Topics covered: Flow of Fluids | Size Reduction | Size Separation

PART 1: FLOW OF FLUIDS

What is a Fluid?

A fluid is any substance that cannot permanently resist distortion - it flows under applied stress. Fluids include both liquids and gases. When layers of a fluid slide over one another under shear stress, this sliding continues until a new shape is reached; once at rest, all shear stresses vanish.

Key property: The density of a fluid changes with temperature and pressure. Liquids are largely incompressible (density unaffected by moderate pressure), while gases are highly compressible.

Types of Manometers

Manometers measure fluid pressure. Types used in pharmaceutical engineering:

Type	Description
Simple (U-tube) Manometer	A U-shaped tube filled with a manometric liquid (e.g., mercury). Pressure difference is read from the height difference in the two limbs.
Differential Manometer	Measures pressure difference between two points in a pipeline.
Inverted U-tube Manometer	Used for low-pressure differences; manometric fluid is lighter than the process fluid.
Inclined Manometer	The tube is inclined to amplify small pressure differences, giving better accuracy.
Micromanometer	For measuring very small pressure differences.

Reynolds Number (Re)

Reynolds number is a dimensionless number that predicts the nature of fluid flow.

Formula:

Re = (ρ × v × D) / μ

Where:

ρ = density of fluid (kg/m³)
v = velocity of fluid (m/s)
D = diameter of pipe (m)
μ = dynamic viscosity (Pa·s)

Significance:

Re < 2100 → Laminar (streamline) flow - fluid moves in parallel layers, no mixing between layers
Re = 2100-4000 → Transitional flow
Re > 4000 → Turbulent flow - fluid moves in an irregular, chaotic pattern with eddies

In pharmaceutical manufacturing, laminar flow is preferred in sterile manufacturing (e.g., laminar flow cabinets), while turbulent flow is useful for mixing operations.

Bernoulli's Theorem

Bernoulli's theorem states that for an ideal, incompressible, non-viscous fluid in steady flow, the total energy per unit mass remains constant.

The three forms of energy:

Pressure energy = P/ρ
Kinetic energy = v²/2
Potential energy = gh

Bernoulli's Equation:

P/ρ + v²/2 + gh = constant

Or in terms of "heads":

Pressure head + Velocity head + Datum head = Constant

Applications in pharmacy:

Design of fluid transport systems (pipes, pumps)
Basis for flow measurement devices (orifice meter, venturi meter, pitot tube)
Explaining flow through constrictions in pipelines

Energy Losses in Fluid Flow

When real fluids flow through pipes, energy is lost due to:

Friction losses (major losses) - due to viscosity of fluid against pipe walls (Darcy-Weisbach equation)
Minor losses - due to:
- Sudden enlargement or contraction of pipe
- Bends, elbows, valves, fittings
- Entrance and exit losses

Flow Measurement Devices

1. Orifice Meter

Principle: A circular plate with a central hole (orifice) is placed in the pipe.

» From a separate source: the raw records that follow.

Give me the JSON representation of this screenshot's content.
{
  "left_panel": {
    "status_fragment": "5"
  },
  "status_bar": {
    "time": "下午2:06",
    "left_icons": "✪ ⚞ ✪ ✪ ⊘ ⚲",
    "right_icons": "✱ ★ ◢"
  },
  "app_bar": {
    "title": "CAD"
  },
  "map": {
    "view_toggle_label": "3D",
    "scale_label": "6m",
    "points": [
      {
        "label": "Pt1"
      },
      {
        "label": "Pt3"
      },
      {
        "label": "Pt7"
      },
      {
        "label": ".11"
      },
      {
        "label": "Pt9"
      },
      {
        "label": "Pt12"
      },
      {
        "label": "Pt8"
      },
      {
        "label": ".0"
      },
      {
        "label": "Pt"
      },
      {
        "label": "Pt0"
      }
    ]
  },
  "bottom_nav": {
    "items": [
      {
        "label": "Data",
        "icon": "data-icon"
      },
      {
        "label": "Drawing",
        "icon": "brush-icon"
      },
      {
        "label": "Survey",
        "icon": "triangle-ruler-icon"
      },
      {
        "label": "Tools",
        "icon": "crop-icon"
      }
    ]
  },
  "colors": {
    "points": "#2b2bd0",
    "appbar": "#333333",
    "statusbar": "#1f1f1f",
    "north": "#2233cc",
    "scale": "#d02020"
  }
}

Flow creates a pressure drop across it. By measuring this pressure drop, flow rate is calculated (Bernoulli's theorem).
Construction: Flat plate with beveled-edge circular hole, fitted between flanges.
Merits: Simple, cheap, no moving parts.
Demerits: High permanent pressure loss, susceptible to wear, not suitable for slurries.

2. Venturi Meter

Principle: Based on Bernoulli's theorem. The pipe converges to a throat (narrower section), then diverges. The pressure difference between inlet and throat gives the flow rate.
Construction: Converging section + cylindrical throat + diverging section (recovery cone).
Merits: Low pressure loss (about 10-20% of differential), accurate, suitable for large flows.
Demerits: Expensive, requires long installation space.

3. Pitot Tube

Principle: Measures the velocity of fluid at a point. One tube faces the flow (stagnation pressure) and one is perpendicular (static pressure). The difference = velocity head.
Construction: Two concentric tubes - inner tube faces upstream, outer tube has side holes.
Merits: No pressure loss, simple, can measure velocity profile across the pipe.
Demerits: Measures only point velocity (not average), not suitable for dirty/corrosive fluids.

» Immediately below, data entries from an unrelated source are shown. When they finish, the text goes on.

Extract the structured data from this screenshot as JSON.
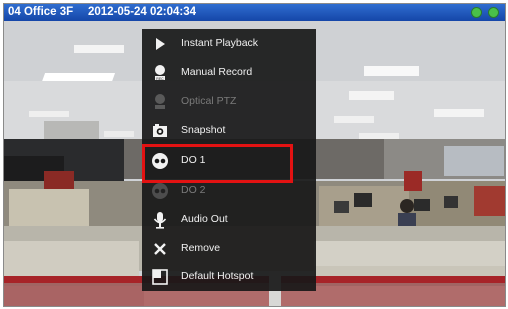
{
  "titlebar": {
    "camera_name": "04 Office 3F",
    "timestamp": "2012-05-24 02:04:34",
    "status_colors": [
      "#49c04a",
      "#49c04a"
    ]
  },
  "menu": {
    "items": [
      {
        "label": "Instant Playback",
        "icon": "play-icon",
        "enabled": true
      },
      {
        "label": "Manual Record",
        "icon": "record-icon",
        "enabled": true
      },
      {
        "label": "Optical PTZ",
        "icon": "ptz-icon",
        "enabled": false
      },
      {
        "label": "Snapshot",
        "icon": "camera-icon",
        "enabled": true
      },
      {
        "label": "DO 1",
        "icon": "digital-output-icon",
        "enabled": true,
        "highlighted": true
      },
      {
        "label": "DO 2",
        "icon": "digital-output-icon",
        "enabled": false
      },
      {
        "label": "Audio Out",
        "icon": "microphone-icon",
        "enabled": true
      },
      {
        "label": "Remove",
        "icon": "close-icon",
        "enabled": true
      },
      {
        "label": "Default Hotspot",
        "icon": "hotspot-icon",
        "enabled": true
      }
    ]
  },
  "colors": {
    "highlight": "#e31212",
    "titlebar": "#1f55bc",
    "menu_bg": "#181818"
  }
}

4. Rotameter (Variable Area Meter)

Principle: A float rises inside a tapered (wider at top) vertical tube. The float rises until the upward drag force equals its weight. The position of float indicates the flow rate.
Construction: Vertical tapered glass tube, float (plummet) inside.
Merits: Direct reading, constant and small head loss, wide range of flow rates, suitable for corrosive liquids (glass/PTFE).
Demerits: Must be vertically mounted, not suitable for opaque fluids (unless special design), fragile (glass).

PART 2: SIZE REDUCTION

Definition

Size reduction (comminution) is the process of mechanically reducing solid materials to smaller particles using external forces (impact, attrition, cutting, compression).

Objectives of Size Reduction

Increases surface area - faster dissolution rate (e.g., micronized griseofulvin shows ~5x better absorption)
Produces narrow particle size range - improves mixing uniformity
Required for pharmaceutical suspensions - reduces sedimentation rate
Required for capsules, suppositories, ointments, insufflations - particles must be below 60 µm
Improves extractability of plant drugs

Mechanisms of Size Reduction

Impact - particle is hit by a fast-moving object (e.g., hammer mill)
Attrition - particle is rubbed between surfaces (e.g., fluid energy mill)
Compression (crushing) - particles are compressed between two surfaces
Cutting - particles are sheared by a sharp blade

Laws Governing Size Reduction

Three empirical laws describe the energy required:

Law	Formula	Applicability
Kick's Law	E = Kk × log(Df/Dp)	Coarse grinding (>50 mm → few mm)
Rittinger's Law	E = Kr × (1/Dp - 1/Df)	Fine grinding (surface area increase dominates)
Bond's Law	E = Kb × (1/√Dp - 1/√Df)	Intermediate grinding

Where E = energy input, Df = initial particle diameter, Dp = final particle diameter.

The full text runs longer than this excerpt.